Definition of negatives in NT-Xent loss

Question

I'm trying to understand few details about NT-Xent loss defined in SimCLR paper(link). The loss is defined as

$$\mathcal{l}_{i,j} = -\log\frac{\exp(sim(z_i,z_j)/\tau)}{\sum_{k=1}^{2N}\mathbb{1}_{[k\neq i]} \exp(sim(z_i,z_k)/\tau)}$$

Where $z_i$ and $z_j$ represent two augmentations for the same image.
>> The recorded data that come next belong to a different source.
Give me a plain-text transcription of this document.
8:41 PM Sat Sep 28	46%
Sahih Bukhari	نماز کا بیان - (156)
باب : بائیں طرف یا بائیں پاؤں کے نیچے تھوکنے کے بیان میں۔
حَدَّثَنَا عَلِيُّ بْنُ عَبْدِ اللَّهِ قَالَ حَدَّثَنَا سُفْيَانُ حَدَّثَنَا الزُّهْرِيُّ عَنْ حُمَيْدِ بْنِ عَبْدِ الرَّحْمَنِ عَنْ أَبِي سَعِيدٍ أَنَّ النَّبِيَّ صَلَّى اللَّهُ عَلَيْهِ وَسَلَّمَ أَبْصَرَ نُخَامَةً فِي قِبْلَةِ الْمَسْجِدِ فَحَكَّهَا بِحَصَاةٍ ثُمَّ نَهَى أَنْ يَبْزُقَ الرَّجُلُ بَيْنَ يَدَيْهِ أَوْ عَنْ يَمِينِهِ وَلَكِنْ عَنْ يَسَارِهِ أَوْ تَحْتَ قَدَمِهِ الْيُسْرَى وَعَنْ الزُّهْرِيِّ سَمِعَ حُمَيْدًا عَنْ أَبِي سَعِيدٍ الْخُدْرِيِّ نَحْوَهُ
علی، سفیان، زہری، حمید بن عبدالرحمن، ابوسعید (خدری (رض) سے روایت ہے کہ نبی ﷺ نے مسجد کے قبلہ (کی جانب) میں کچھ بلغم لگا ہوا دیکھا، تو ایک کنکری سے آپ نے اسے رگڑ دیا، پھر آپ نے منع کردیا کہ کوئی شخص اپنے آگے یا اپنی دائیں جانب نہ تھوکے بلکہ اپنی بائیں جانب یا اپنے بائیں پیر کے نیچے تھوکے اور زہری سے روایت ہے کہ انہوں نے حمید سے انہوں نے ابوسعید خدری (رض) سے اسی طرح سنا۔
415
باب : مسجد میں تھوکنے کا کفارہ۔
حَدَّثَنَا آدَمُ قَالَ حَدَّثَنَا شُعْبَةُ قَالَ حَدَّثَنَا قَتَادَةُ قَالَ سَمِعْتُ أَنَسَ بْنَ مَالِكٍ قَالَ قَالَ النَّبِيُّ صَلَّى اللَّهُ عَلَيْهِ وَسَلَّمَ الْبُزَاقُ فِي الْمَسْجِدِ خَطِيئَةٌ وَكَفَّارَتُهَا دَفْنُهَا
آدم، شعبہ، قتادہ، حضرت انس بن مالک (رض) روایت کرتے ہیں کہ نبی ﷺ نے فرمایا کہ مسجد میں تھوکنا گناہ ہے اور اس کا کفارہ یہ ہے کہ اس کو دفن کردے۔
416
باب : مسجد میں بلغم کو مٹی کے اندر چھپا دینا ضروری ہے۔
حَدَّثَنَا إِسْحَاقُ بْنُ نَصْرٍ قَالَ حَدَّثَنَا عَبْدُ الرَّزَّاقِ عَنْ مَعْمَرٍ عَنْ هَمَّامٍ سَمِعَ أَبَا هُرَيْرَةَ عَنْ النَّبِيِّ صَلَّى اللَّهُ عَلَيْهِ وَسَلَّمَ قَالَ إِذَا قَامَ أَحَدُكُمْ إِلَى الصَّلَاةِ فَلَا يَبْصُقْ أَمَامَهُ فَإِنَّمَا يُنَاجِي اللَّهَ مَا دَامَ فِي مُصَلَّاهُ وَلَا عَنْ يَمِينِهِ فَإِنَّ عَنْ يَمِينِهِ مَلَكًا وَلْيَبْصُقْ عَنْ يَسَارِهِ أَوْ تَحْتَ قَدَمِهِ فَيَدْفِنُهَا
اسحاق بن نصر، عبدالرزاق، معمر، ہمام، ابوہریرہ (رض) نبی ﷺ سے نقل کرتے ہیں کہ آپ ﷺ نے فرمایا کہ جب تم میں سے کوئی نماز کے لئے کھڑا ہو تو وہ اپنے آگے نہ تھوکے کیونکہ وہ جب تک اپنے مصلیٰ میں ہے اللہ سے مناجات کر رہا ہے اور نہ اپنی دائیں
What I don't understand is: at the denominator, I understand that we want to exclude the point $z_i$ using the indicator function but shouldn't we exclude also $z_j$? Otherwise we will have $k=j$ for some $k$. Essentially, why we do let the positive sample at the denominator?

Answer 1

To train the model, you take $N$ samples then build $N$ pairs by means of applying two different augmentations. So the total num. of samples is $2N$. Now, you take one pair $(i,j)$ and consider that to be positive. The remaining $N-1$ pairs (so $2(N-1)=2N-2$ samples) are negatives.
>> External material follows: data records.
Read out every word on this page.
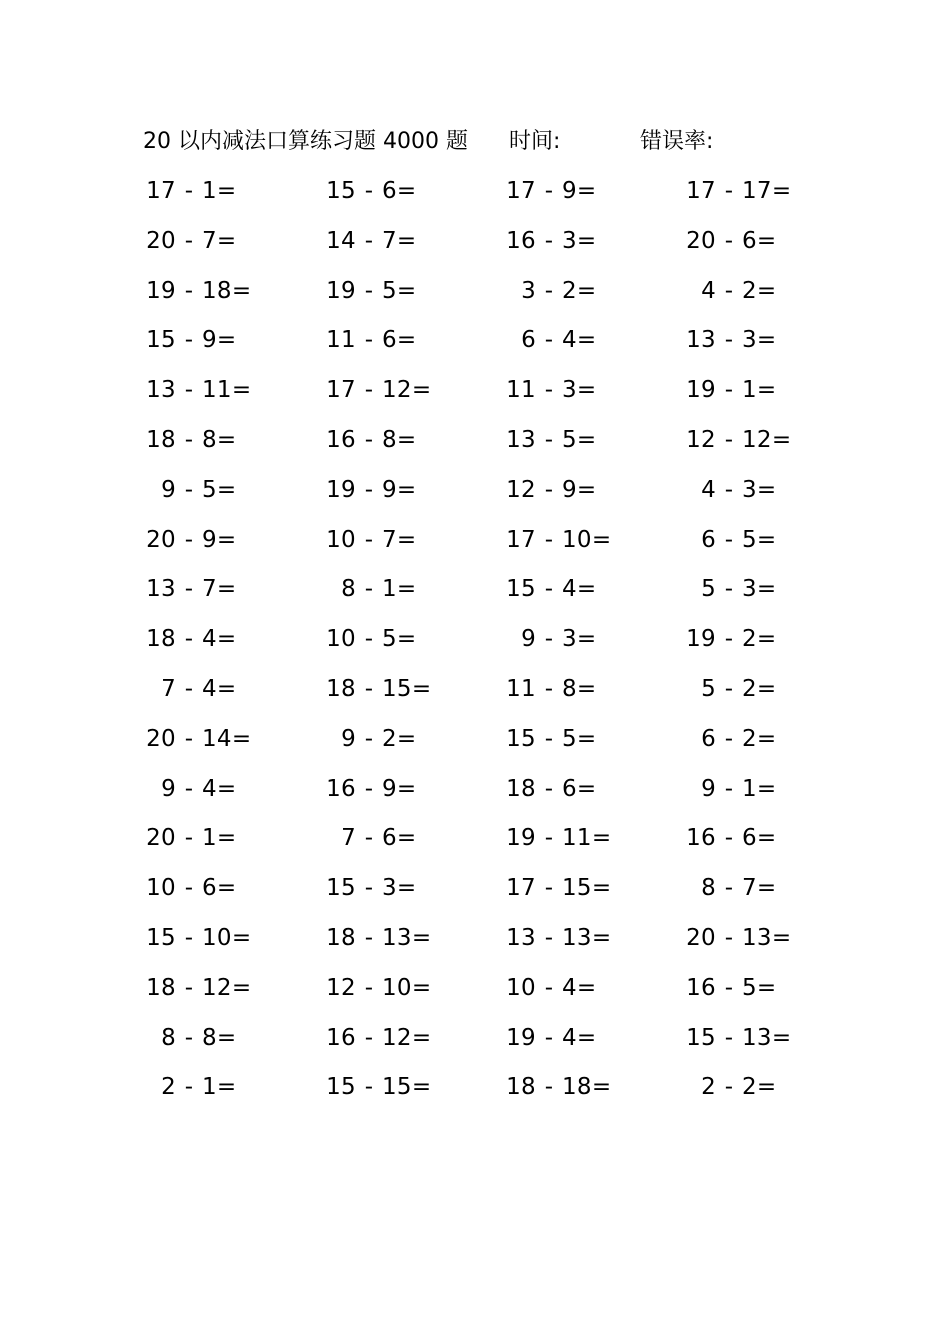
20 以内减法口算练习题 4000 题 时间:	错误率:
17 - 1=	15 - 6=	17 - 9=	17 - 17=
20 - 7=	14 - 7=	16 - 3=	20 - 6=
19 - 18=	19 - 5=	3 - 2=	4 - 2=
15 - 9=	11 - 6=	6 - 4=	13 - 3=
13 - 11=	17 - 12=	11 - 3=	19 - 1=
18 - 8=	16 - 8=	13 - 5=	12 - 12=
9 - 5=	19 - 9=	12 - 9=	4 - 3=
20 - 9=	10 - 7=	17 - 10=	6 - 5=
13 - 7=	8 - 1=	15 - 4=	5 - 3=
18 - 4=	10 - 5=	9 - 3=	19 - 2=
7 - 4=	18 - 15=	11 - 8=	5 - 2=
20 - 14=	9 - 2=	15 - 5=	6 - 2=
9 - 4=	16 - 9=	18 - 6=	9 - 1=
20 - 1=	7 - 6=	19 - 11=	16 - 6=
10 - 6=	15 - 3=	17 - 15=	8 - 7=
15 - 10=	18 - 13=	13 - 13=	20 - 13=
18 - 12=	12 - 10=	10 - 4=	16 - 5=
8 - 8=	16 - 12=	19 - 4=	15 - 13=
2 - 1=	15 - 15=	18 - 18=	2 - 2=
For each positive pair $(i,j)$ you compute the similarity of the positive pair at the numerator, and normalize it by the sum of similarities between the anchor $i$ and the negative $k$: if you reason on pairs, instead of single samples, you have that $k\neq j$. Maybe in the paper is not so clear, but $i$ and $j$ are positive because they are two different views of the same input sample (say $x$), instead $(i, k)$ and $(k, j)$ are negatives because $k$ is a view from another input (say $x'$, where $x\neq x'$.) So, when computing the denominator you do not include $j$. I found a blog post that explains that too.
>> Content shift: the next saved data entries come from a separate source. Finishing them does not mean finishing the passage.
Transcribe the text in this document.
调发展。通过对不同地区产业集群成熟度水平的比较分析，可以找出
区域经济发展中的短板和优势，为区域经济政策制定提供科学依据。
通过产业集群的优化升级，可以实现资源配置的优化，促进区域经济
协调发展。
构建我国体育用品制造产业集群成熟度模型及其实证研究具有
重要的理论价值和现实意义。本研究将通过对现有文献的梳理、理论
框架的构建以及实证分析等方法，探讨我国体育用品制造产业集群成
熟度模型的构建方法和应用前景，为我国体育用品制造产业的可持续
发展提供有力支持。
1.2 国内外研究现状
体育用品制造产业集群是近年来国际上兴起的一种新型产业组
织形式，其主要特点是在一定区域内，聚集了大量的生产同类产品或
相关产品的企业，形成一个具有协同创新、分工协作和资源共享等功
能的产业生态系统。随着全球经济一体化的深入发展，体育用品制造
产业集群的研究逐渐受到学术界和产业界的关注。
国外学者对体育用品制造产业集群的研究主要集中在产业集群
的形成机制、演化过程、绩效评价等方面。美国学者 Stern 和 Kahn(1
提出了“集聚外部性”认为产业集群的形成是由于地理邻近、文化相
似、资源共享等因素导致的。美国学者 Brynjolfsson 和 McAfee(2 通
Lastly, the loss is also computed on $(j,i)$ pairs, so you sum it and divide by 2 times the batch size $N$.

Answer 2

If you look at this part: $$\frac{\exp(sim(z_i,z_j)/\tau)}{\sum_{k=1}^{2N}\mathbb{1}_{[k\neq i]} \exp(sim(z_i,z_k)/\tau)}$$ you will notice that it's similar to: $$\frac{\exp(x_i)}{\sum_{i=1}^{N}\exp(x_j)}$$ Which is basically a softmax function. It's essentially a way to normalize the loss function so that all the probabilities sum up to 1. In the SimCLR case, you only have to exclude k=i, because of course the similarity of a sample with itself will always be 1.

Essentially this normalization is the reason why the positive samples (similarity close to 1.0) are pushed away from negative samples (similarity close to 0).